Saturday, June 26, 2010

The Other, part 2

I got up, banished the Other from my thoughts, opened the window again, and let the sun in. Its light bathed everything - the mountains with their snow-covered peaks, the ground blanketed in dry leaves, and the river, which I could hear but not see.

The sun shone on me, warming my nude body. I was no longer cold - I was consumed by a heat, the heat of a spark becoming a flame, the flame becoming a bonfire, the bonfire becoming an inferno. I knew.

I wanted this.

I also knew that from this moment on I was going to experience heaven and hell, joy and pain, dreams and hopelessness; that I would no longer be capable of containing the winds that blew from the hidden corners of my soul. I knew that from this moment on love would be my guide - and that it had waited to lead me ever since childhood, when I had felt love for the first time. The truth is, I had never forgotten love, even when it had deemed me unworthy of fighting for it. But love had been difficult, and I had been reluctant to cross its frontiers.
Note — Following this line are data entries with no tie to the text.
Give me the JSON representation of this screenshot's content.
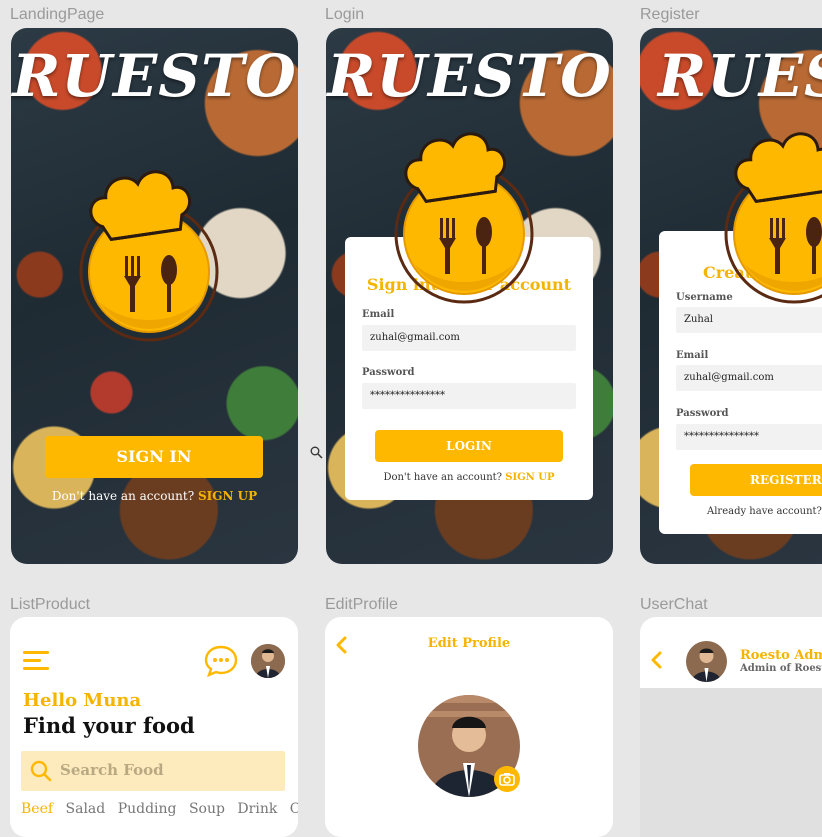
{
  "frames": {
    "landing": "LandingPage",
    "login": "Login",
    "register": "Register",
    "list_product": "ListProduct",
    "edit_profile": "EditProfile",
    "user_chat": "UserChat"
  },
  "brand": "RUESTO",
  "landing": {
    "sign_in": "SIGN IN",
    "no_account": "Don't have an account?",
    "sign_up": "SIGN UP"
  },
  "login": {
    "title": "Sign into your account",
    "email_label": "Email",
    "email_value": "zuhal@gmail.com",
    "password_label": "Password",
    "password_value": "***************",
    "login_button": "LOGIN",
    "no_account": "Don't have an account?",
    "sign_up": "SIGN UP"
  },
  "register": {
    "title": "Create new ac",
    "username_label": "Username",
    "username_value": "Zuhal",
    "email_label": "Email",
    "email_value": "zuhal@gmail.com",
    "password_label": "Password",
    "password_value": "***************",
    "register_button": "REGISTER",
    "have_account": "Already have account?"
  },
  "list_product": {
    "greeting": "Hello Muna",
    "headline": "Find your food",
    "search_placeholder": "Search Food",
    "categories": [
      "Beef",
      "Salad",
      "Pudding",
      "Soup",
      "Drink",
      "Cake"
    ]
  },
  "edit_profile": {
    "title": "Edit Profile"
  },
  "user_chat": {
    "name": "Roesto Admi",
    "subtitle": "Admin of Roesto"
  },
  "icons": [
    "zoom-cursor-icon",
    "chef-hat-logo",
    "hamburger-menu-icon",
    "chat-bubble-icon",
    "search-icon",
    "back-chevron-icon",
    "camera-icon"
  ],
  "colors": {
    "accent": "#ffb800",
    "accent_text": "#f5b400",
    "search_bg": "#fdebbd",
    "canvas": "#e7e7e7"
  }
}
I realized that I had known nothing of love before. I'd thought that I, as a mature woman, would be able to control the heart of the girl who had been looking for so long for her prince. Then he had spoken about the child in all of us - and I'd heard again the voice of the child I had been, of the princess who was fearful of loving and losing.

For four days, I had tried to ignore my heart's voice, but it had grown louder and louder, and the Other had become desperate. In the furthest corner of my soul, my true self still existed, and I still believed in my dreams. Before the Other could say a word, I had accepted the ride [with him]. I had accepted the invitation to travel with him and to take the risks involved.
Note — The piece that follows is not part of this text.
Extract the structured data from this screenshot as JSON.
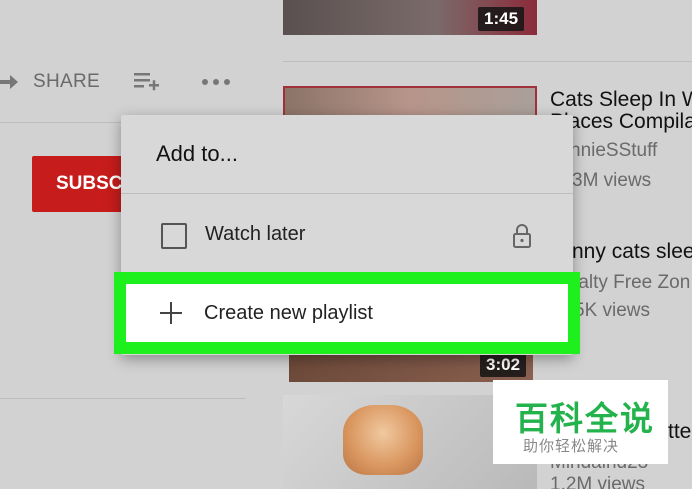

And because of that - because of that small part of me that had survived - love had finally found me, after it had looked for me everywhere. Love had found me, despite the barricade that the Other had built across a quiet street in Zarazoga, a barricade of preconceived ideas, stubborn opinions, and textbooks.

I opened the window and my heart. The sun flooded the room, and love inundated my soul.




*I know these have been long, sorry about that. I'm currently reading By the River Piedra I Sat Down and Wept by Paulo Coelho (the author of The Alchemist) and I couldn't help but share my favorite parts with you.

Thursday, June 24, 2010

The Other

I give you an old, long-forgotten tale:

Man runs into an old friend who had somehow never been able to make it in life. "I should give him some money," he thinks. But instead he learns that his old friend has grown rich and is actually seeking him out to repay the debts he had run up over the years.

They go to a bar they used to frequent together, and the friend buys drinks for everyone there. When they ask him how he became so successful, he answers that until only a few days ago, he had been living the role of the "Other."

"What is the Other?" they ask.

"The Other is the one who taught what I should be like, but not what I am. The Other believes that it is our obligation to spend our entire life thinking about how to get our hands on as much money as possible so that we will not die of hunger when we are old. So we think so much about money and our plans for acquiring it that we discover we are only alive when our days on earth are practically done. And then it's too late."

"And you? Who are you?"

"I am just like everyone else who listens to their heart: a person who is enchanted by the mystery of life. Who is open to miracles, who experiences joy and enthusiasm for what they do. It's just that the Other, afraid of disappointment, kept me from taking action."

"But there is suffering in life," one of the listeners said.

"And there are defeats. No one can avoid them. But it's better to lose some of the battles in the struggle for your dreams than to be defeated without ever even knowing what you're fighting for."

"That's it?" another listener added.

"Yes, that's it. When I learned this, I resolved to become the person I had always wanted to be. The Other stood there in the corner of my room, watching me, but I will never let the Other into myself again-even though it has already tried to frighten me, warning me that it's risky not to think about the future.

"From the moment that I ousted the Other from my life, the Divine Energy began to perform its miracles."